18. The method according to claim 17, further comprising:

(c) a step of determining the candidate substance as a drug for treating a pancreatic disease which is resistant to a histone deacetylase inhibitor drug, in a case where the candidate substance has a therapeutic effect for a pancreatic disease.

19. The method according to claim 17, wherein the pancreatic disease is pancreatic cancer.

20. A pancreatic organoid in which BRCA2 is conditionally deleted, the organoid being derived from a pancreatic tissue of a mouse which carries a loxP cassette and a Cre-expressing plasmid such that exon 11 in BRCA2 gene is conditionally deleted.

21. The pancreatic organoid according to claim 20, wherein the organoid has disease of pancreatic cancer.

22. The pancreatic organoid according to claim 20, wherein the organoid is for screening a candidate therapeutic substance for treating a pancreatic disease which is resistant to a histone deacetylase inhibitor drug.

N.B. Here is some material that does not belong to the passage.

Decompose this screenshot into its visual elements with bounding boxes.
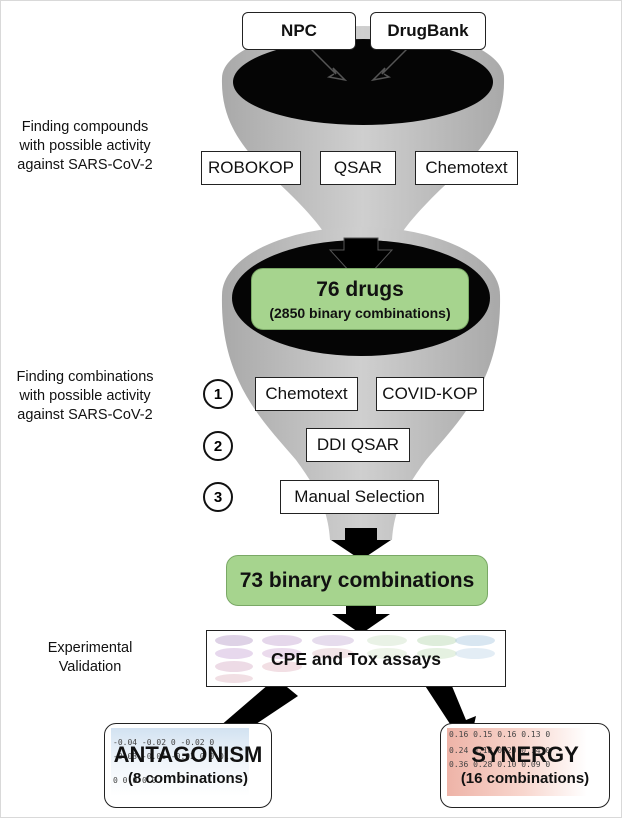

23. A method for fabricating the pancreatic organoid according to claim 20, comprising:

(a) a step of constructing a vector in which a loxP cassette is inserted into a position of intron 11 in BRCA2 gene;

(b) a step of introducing the vector and a Cre-expressing plasmid into mouse embryonic stem cells (ES cells);

(c) a step of producing a BRCA2 conditional mutant mouse from a mouse developed from the mouse embryonic stem cells;

(d) a step of breeding the BRCA2 conditional mutant mouse with a Cre mouse (CreER™), to produce a mouse (Brca2F11/F11; CreER™) in which BRCA2 is conditionally deleted; and

(e) a step of fabricating an organoid from a pancreatic tissue of the mouse in which BRCA2 is conditionally deleted.

24. The method according to claim 23, wherein the organoid has disease of pancreatic cancer.

25. The method according to claim 23, wherein the organoid is for screening a candidate therapeutic substance for treating a pancreatic disease which is resistant to a histone deacetylase inhibitor drug.